In 1876, under her stage name, Giulia Warwick, she joined the Carl Rosa Opera Company to make her operatic debut in soprano roles at the Alexandra Palace as Zerlina in Mozart's Don Giovanni, then played Arline in Michael Balfe's The Bohemian Girl and Marzelline in Beethoven's Fidelio, both at the Lyceum Theatre. She soon appeared in the opera Bjorn the Queen's Theatre, and in a concert party tour singing in Israel in Egypt in Belfast and appearing at Wilhelm Kuhe's Brighton Festival, and at the Leeds Triennial Festival with the violinist August Wilhelmj, earning warm reviews. She also sang at The Crystal Palace, the Royal Agricultural Hall and at the Covent Garden proms in Elsa's Dream.

==The Sorcerer and later years==
Warwick then joined Richard D'Oyly Carte's Comedy Opera Company and originated the role of Constance in Gilbert and Sullivan's comic opera, The Sorcerer in November 1877. Three months later, she was promoted to the leading soprano role, Aline, in that opera. She also created the role of Dora Leslie in Dora's Dream, a companion piece by Arthur Cecil and Alfred Cellier. Later In 1878, she created another part, Lady Viola, in the Cellier and James Albery curtain raiser, The Spectre Knight.

She then left the company and appeared in concerts until she returned to the Carl Rosa Opera Company, in Dublin in December 1878, as Ann Chute in Julius Benedict's The Lily of Killarney. Warwick continued to perform with that company for the next three-and-a-half years, making 224 appearances in seventeen operas, including in the British premieres of Piccolino by Guiraud (as Elena) and the English adaptation of Ponchielli's I Promessi Sposi (as the mother). Other roles included the Gipsy Queen in The Bohemian Girl, Clara in The Siege of Rochelle by Balfe, Bianca in The Taming of the Shrew, Ritta in Zampa, Paquita in Carmen and Martha in Faust. Many of these were mezzo-soprano roles. Her last performance with Carl Rosa was as Donna Inez in Balfe's Moro, Painter of Antwerp at the Prince's Theatre, Manchester, in mid-1882. Warwick then resumed concert singing; in 1883, with Willing's choir, she appeared together with her younger sister Alexandra at St James’s Hall.

In 1884, for Alexander Henderson, she created the role of Jessamine in Robert Planquette's Nell Gwynne at the Avenue Theatre. She then began a long tour of the British provinces for Henderson, earning success playing Edwige and later the title role in Chassaigne's Falka, playing the role many times, including at the 1,000th performance of the opera in 1886. She also played Daphne in Glamour and toured in Pepita.

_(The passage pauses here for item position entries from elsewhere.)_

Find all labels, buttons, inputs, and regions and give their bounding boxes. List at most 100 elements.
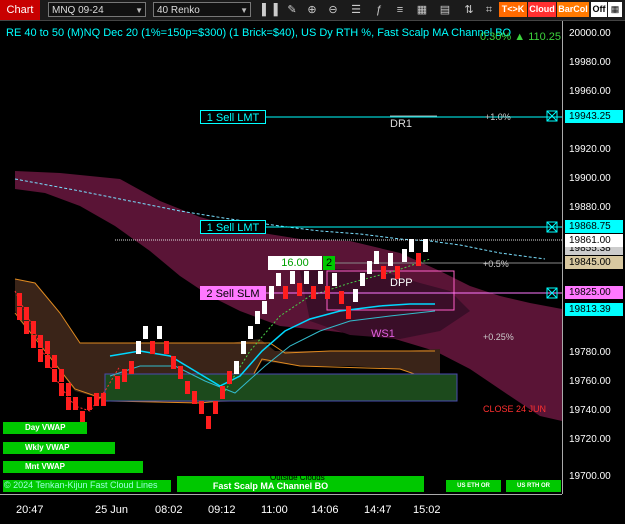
us-rth-or-button[interactable]: US RTH OR: [506, 480, 561, 492]
sell-limit-order-1[interactable]: 1 Sell LMT: [200, 110, 266, 124]
chart-description: RE 40 to 50 (M)NQ Dec 20 (1%=150p=$300) …: [6, 27, 512, 39]
x-tick: 08:02: [155, 504, 183, 516]
fast-scalp-button[interactable]: Fast Scalp MA Channel BO: [203, 480, 338, 492]
renko-brick: [45, 341, 50, 354]
off-toggle-button[interactable]: Off: [591, 2, 607, 17]
y-tick: 19720.00: [569, 434, 611, 445]
renko-brick: [325, 286, 330, 299]
bar-type-value: 40 Renko: [157, 5, 200, 16]
link-icon[interactable]: ⌗: [482, 3, 496, 17]
renko-brick: [353, 289, 358, 302]
monthly-vwap-button[interactable]: Mnt VWAP: [3, 461, 143, 473]
renko-brick: [171, 356, 176, 369]
y-tick: 19900.00: [569, 173, 611, 184]
renko-brick: [143, 326, 148, 339]
price-tag-sell-lmt-2: 19868.75: [565, 220, 623, 233]
renko-brick: [115, 376, 120, 389]
bar-style-icon[interactable]: ▌▐: [262, 3, 278, 17]
renko-brick: [178, 366, 183, 379]
renko-brick: [290, 271, 295, 284]
position-value-box[interactable]: 16.00: [268, 256, 322, 270]
close-label: CLOSE 24 JUN: [483, 404, 547, 414]
renko-brick: [31, 335, 36, 348]
price-axis[interactable]: 20000.00 19980.00 19960.00 19920.00 1990…: [562, 21, 625, 494]
templates-icon[interactable]: ▦: [415, 3, 429, 17]
y-tick: 19980.00: [569, 57, 611, 68]
zoom-out-icon[interactable]: ⊖: [326, 3, 340, 17]
renko-brick: [24, 321, 29, 334]
price-tag-sell-lmt-1: 19943.25: [565, 110, 623, 123]
renko-brick: [24, 307, 29, 320]
price-panel[interactable]: RE 40 to 50 (M)NQ Dec 20 (1%=150p=$300) …: [0, 21, 562, 494]
renko-brick: [199, 401, 204, 414]
x-tick: 09:12: [208, 504, 236, 516]
renko-brick: [374, 251, 379, 264]
copyright-text: © 2024 Tenkan-Kijun Fast Cloud Lines: [4, 480, 158, 490]
pct-1-label: +1.0%: [485, 112, 511, 122]
renko-brick: [66, 383, 71, 396]
renko-brick: [192, 391, 197, 404]
indicators-icon[interactable]: ƒ: [372, 3, 386, 17]
renko-brick: [423, 239, 428, 252]
renko-brick: [185, 381, 190, 394]
renko-brick: [150, 341, 155, 354]
renko-brick: [269, 286, 274, 299]
chart-toolbar: Chart MNQ 09-24 ▼ 40 Renko ▼ ▌▐ ✎ ⊕ ⊖ ☰ …: [0, 0, 625, 21]
renko-brick: [297, 283, 302, 296]
chart-trader-icon[interactable]: ▤: [438, 3, 452, 17]
time-axis[interactable]: 20:47 25 Jun 08:02 09:12 11:00 14:06 14:…: [0, 494, 562, 524]
draw-tool-icon[interactable]: ✎: [285, 3, 299, 17]
barcol-toggle-button[interactable]: BarCol: [557, 2, 589, 17]
x-tick: 15:02: [413, 504, 441, 516]
sell-stop-market-order[interactable]: 2 Sell SLM: [200, 286, 266, 300]
strategies-icon[interactable]: ≡: [393, 3, 407, 17]
y-tick: 19960.00: [569, 86, 611, 97]
y-tick: 19920.00: [569, 144, 611, 155]
renko-brick: [52, 355, 57, 368]
x-tick: 11:00: [261, 504, 288, 516]
change-readout: 0.30% ▲ 110.25: [480, 31, 562, 43]
tk-toggle-button[interactable]: T<>K: [499, 2, 527, 17]
renko-brick: [227, 371, 232, 384]
renko-brick: [52, 369, 57, 382]
day-vwap-button[interactable]: Day VWAP: [3, 422, 87, 434]
x-tick: 14:06: [311, 504, 339, 516]
renko-brick: [31, 321, 36, 334]
y-tick: 19700.00: [569, 471, 611, 482]
pct-05-label: +0.5%: [483, 259, 509, 269]
sell-limit-order-2[interactable]: 1 Sell LMT: [200, 220, 266, 234]
renko-brick: [416, 253, 421, 266]
y-tick: 20000.00: [569, 28, 611, 39]
renko-brick: [66, 397, 71, 410]
properties-icon[interactable]: ☰: [349, 3, 363, 17]
zoom-in-icon[interactable]: ⊕: [305, 3, 319, 17]
x-tick: 25 Jun: [95, 504, 129, 516]
renko-brick: [206, 416, 211, 429]
cloud-toggle-button[interactable]: Cloud: [528, 2, 556, 17]
renko-brick: [339, 291, 344, 304]
us-eth-or-button[interactable]: US ETH OR: [446, 480, 501, 492]
renko-brick: [248, 326, 253, 339]
renko-brick: [360, 273, 365, 286]
renko-brick: [38, 349, 43, 362]
x-tick: 14:47: [364, 504, 392, 516]
instrument-value: MNQ 09-24: [52, 5, 104, 16]
renko-brick: [122, 369, 127, 382]
renko-brick: [241, 341, 246, 354]
renko-brick: [164, 341, 169, 354]
dpp-label: DPP: [390, 277, 413, 289]
grid-icon[interactable]: ▦: [608, 2, 622, 17]
renko-brick: [101, 393, 106, 406]
attach-icon[interactable]: ⇅: [462, 3, 476, 17]
weekly-vwap-button[interactable]: Wkly VWAP: [3, 442, 115, 454]
renko-brick: [59, 383, 64, 396]
renko-brick: [73, 397, 78, 410]
chart-title-tab[interactable]: Chart: [0, 0, 40, 20]
chevron-down-icon: ▼: [135, 6, 143, 15]
instrument-selector[interactable]: MNQ 09-24 ▼: [48, 2, 146, 17]
bar-type-selector[interactable]: 40 Renko ▼: [153, 2, 251, 17]
renko-brick: [402, 249, 407, 262]
position-count-box[interactable]: 2: [323, 256, 335, 270]
dr1-label: DR1: [390, 118, 413, 130]
renko-brick: [262, 301, 267, 314]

She then played as Fraisette in The Old Guard by Marion Edgcumbe at the Avenue Theatre and Princess Etelka in Nadgy. She also appeared in several musical plays, including as Barbara in The Belle of Cairo. In 1889, with Charles Wibrow's Opera Company, she was touring in Girouette (Weathercock), composed by A. Caedes, alongside Durward Lely. The same year on tour, she sang Frédérique in La Girouette, and in 1890 she played Isadora in The Black Rover at the Globe Theatre. In 1891, with her own "Giulia Warwick Opera Company", she played the title-role in the French musical comedy Madame Cartouche, composed by Léon Vasseur.

In 1892 Warwick produced her own concert at the Prince's Hall and then turned to music hall comedy. She joined the Guildhall School of Music in 1894 to teach in the department of "gesture, elocution and deportment" but continued her career. In 1896 she played Aunt Barbara, alongside May Yohe, in The Belle of Cairo, where she received a warm review as a "very tiny woman, with a big voice and vivid personality". Later that year, after her sister Alexandra's death, she retired from the stage to become a professor of music at the Guildhall School, resigning in 1902 to found her own vocal school.

Warwick died in 1904 at the age of 47 in London and was buried in Willesden Jewish Cemetery.